Sunday, 30 August 2015

Hundreds share their concerns about Furness General Hospital maternity move

HOW can a woman giving birth in the back of an ambulance be safe? How will the ambulance service deal with the increased demand of transferring women with complicated labours 50 miles down the road? What if there is bad weather, an accident or roadworks holding up traffic? And what happens if, when those women get to Lancaster, the maternity unit is full?

These were just some of the dozens of questions asked at an emergency public meeting held on Friday night, following Thursday’s announcement that Furness General Hospital’s consultant-led maternity service and special care baby unit are to be temporarily transferred to Lancaster due to a staffing crisis.

But the only people who stood a chance of answering them were not there.

No representative from the University Hospitals of Morecambe Bay NHS Foundation Trust, which runs FGH, attended the event, which saw the Greengate Infant School hall packed with around 250 people.

The room was as full with emotion as it was with bodies, the atmosphere rigid with distress, anxiety and confusion, yet also anger, solidarity and determination.

While speeches and questions drew regular rounds of applause, cheers and shouts of “hear, hear”, some women sat and sobbed throughout. Others simply looked shellshocked.

Mandy Telford, leader of the Thousand Voices campaign, chaired the meeting.

She launched her drive against any potential downgrading of FGH maternity last month, fearing that an ongoing review of UHMBT’s services could result in the removal of consultant-led care.

Describing Thursday’s announcement as “suspicious”, her voice rising and breaking with emotion, the mum-of-two said: “They’ve gone behind our backs and they’ve done it, and I’m terrified it’s never coming back.”

Ms Telford and her husband, Barrow and Furness MP John Woodcock, were supported at the meeting by Doctor Geoff Jolliffe.

Dr Jolliffe is the lead Furness GP on the county-wide commissioning team responsible for deciding how healthcare is provided in Cumbria.

He was met with rapturous applause after he said: “I don’t believe this is a ploy to remove services permanently, but I can’t prove it to you and I understand the concern. We have been working with the trust on a plan to redesign all services in the hospital. Our intention is to see a consultant-led maternity service. We don’t know if we can achieve that yet, but we are striving for that because we know that’s what you want and we think that’s what you need.”

Dr Jolliffe said he and his colleagues wanted proof from UHMBT that the current move was definitely the only option and was truly temporary.

The commissioners have given the trust until Monday to provide proof of both, hospital bosses having said the service will be transferred from Tuesday and the situation reviewed in two weeks.

Dr Jolliffe said: “We’ve asked for a recovery plan, not just a verbal commitment.

“We want to know how they’re going to bring it back, what they’re going to do, things like training and recruitment.”

But he admitted the trust could go ahead without the commissioners’ permission.

For some, the desperation of the situation simply became too much.
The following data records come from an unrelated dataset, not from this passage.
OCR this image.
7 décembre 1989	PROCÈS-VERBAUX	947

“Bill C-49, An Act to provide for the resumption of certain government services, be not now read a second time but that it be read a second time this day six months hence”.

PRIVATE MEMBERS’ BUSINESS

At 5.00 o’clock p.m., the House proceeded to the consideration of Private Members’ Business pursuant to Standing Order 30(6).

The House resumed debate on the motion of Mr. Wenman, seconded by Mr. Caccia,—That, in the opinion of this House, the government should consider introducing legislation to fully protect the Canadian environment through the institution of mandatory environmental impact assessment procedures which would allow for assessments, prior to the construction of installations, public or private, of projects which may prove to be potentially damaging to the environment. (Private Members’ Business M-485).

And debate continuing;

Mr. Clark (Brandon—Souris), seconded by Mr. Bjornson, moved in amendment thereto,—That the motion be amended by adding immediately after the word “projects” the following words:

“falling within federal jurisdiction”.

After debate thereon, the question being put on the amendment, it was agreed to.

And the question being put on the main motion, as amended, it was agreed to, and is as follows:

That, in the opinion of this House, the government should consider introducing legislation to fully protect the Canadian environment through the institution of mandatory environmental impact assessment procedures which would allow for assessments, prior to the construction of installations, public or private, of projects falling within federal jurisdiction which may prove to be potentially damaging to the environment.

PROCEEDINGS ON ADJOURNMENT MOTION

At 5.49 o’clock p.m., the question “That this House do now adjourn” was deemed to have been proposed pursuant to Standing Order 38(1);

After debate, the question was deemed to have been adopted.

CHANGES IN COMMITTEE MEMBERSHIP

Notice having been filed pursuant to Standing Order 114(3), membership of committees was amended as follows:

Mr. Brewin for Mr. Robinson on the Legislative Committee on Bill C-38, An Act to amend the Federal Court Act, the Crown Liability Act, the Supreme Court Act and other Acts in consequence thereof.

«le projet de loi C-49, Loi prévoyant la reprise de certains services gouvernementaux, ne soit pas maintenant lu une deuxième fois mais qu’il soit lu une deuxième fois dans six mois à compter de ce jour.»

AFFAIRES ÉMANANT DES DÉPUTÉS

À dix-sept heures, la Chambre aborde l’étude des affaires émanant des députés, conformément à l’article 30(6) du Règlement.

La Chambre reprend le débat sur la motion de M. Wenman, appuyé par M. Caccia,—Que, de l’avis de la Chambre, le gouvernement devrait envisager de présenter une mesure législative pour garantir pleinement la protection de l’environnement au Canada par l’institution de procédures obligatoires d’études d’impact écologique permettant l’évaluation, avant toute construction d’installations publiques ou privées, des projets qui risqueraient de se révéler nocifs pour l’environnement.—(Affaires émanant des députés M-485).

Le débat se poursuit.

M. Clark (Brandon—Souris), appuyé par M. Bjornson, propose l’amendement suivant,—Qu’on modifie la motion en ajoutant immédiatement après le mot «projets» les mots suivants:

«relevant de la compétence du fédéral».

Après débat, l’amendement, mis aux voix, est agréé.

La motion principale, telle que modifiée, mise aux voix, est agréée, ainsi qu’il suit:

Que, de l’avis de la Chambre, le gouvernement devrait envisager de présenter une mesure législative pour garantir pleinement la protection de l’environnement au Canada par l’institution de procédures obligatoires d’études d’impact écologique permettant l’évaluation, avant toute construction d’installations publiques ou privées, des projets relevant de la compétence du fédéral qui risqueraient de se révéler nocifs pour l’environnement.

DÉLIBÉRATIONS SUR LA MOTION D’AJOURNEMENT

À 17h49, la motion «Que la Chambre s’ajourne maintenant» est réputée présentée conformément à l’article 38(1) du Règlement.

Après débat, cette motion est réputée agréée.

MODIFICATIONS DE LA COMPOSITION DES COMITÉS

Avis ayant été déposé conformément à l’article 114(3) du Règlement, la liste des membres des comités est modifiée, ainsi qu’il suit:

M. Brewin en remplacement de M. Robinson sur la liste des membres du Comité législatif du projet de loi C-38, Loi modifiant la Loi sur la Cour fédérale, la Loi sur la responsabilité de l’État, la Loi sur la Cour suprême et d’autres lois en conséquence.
One distraught mum broke down in tears as she told how, 38 weeks pregnant and classified as a high-risk pregnancy, she had no idea what her child’s birth held for her.

Natalie Turner has to see a consultant on her due date, February 14, because her first child was born by emergency caesarean.

The 31-year-old, of West View Road, Barrow, said: “When I was told yesterday, I was absolutely devastated.

“I just feel like it’s been absolutely thrown on me – and there’s no information.

“If I don’t have my baby here on Monday, I’ll have to travel to Lancaster. What about my two-year-old son?”

Having listened to several similar stories and concerns, Mr Woodcock said: “I wish I wasn’t here, watching heavily pregnant women crying.

“I wish I could say that I can fix this, that I can do this and that and everything will be OK. But no individual can do that. We have to stand up and be counted together.”

Bringing the meeting to a close, Ms Telford echoed her husband’s sentiments, telling those gathered they need to plan decisive action to stop the move.

Pledging to stage demonstrations if her campaign continues to be ignored in its current form, she said: “When we thought we had a few months in consultation, I was going to plan a public meeting with the trust.

“I’m going to have that meeting, in The Forum, in the next two or three weeks, and I will get the whole of Barrow there if I have to. We are not going to lie down and let this happen.

“We’re so passionate in this room, and we’re so cross, the trust would be damned foolish to say no to all of us.

“They must come to that public meeting so we can ask them these questions then and there.”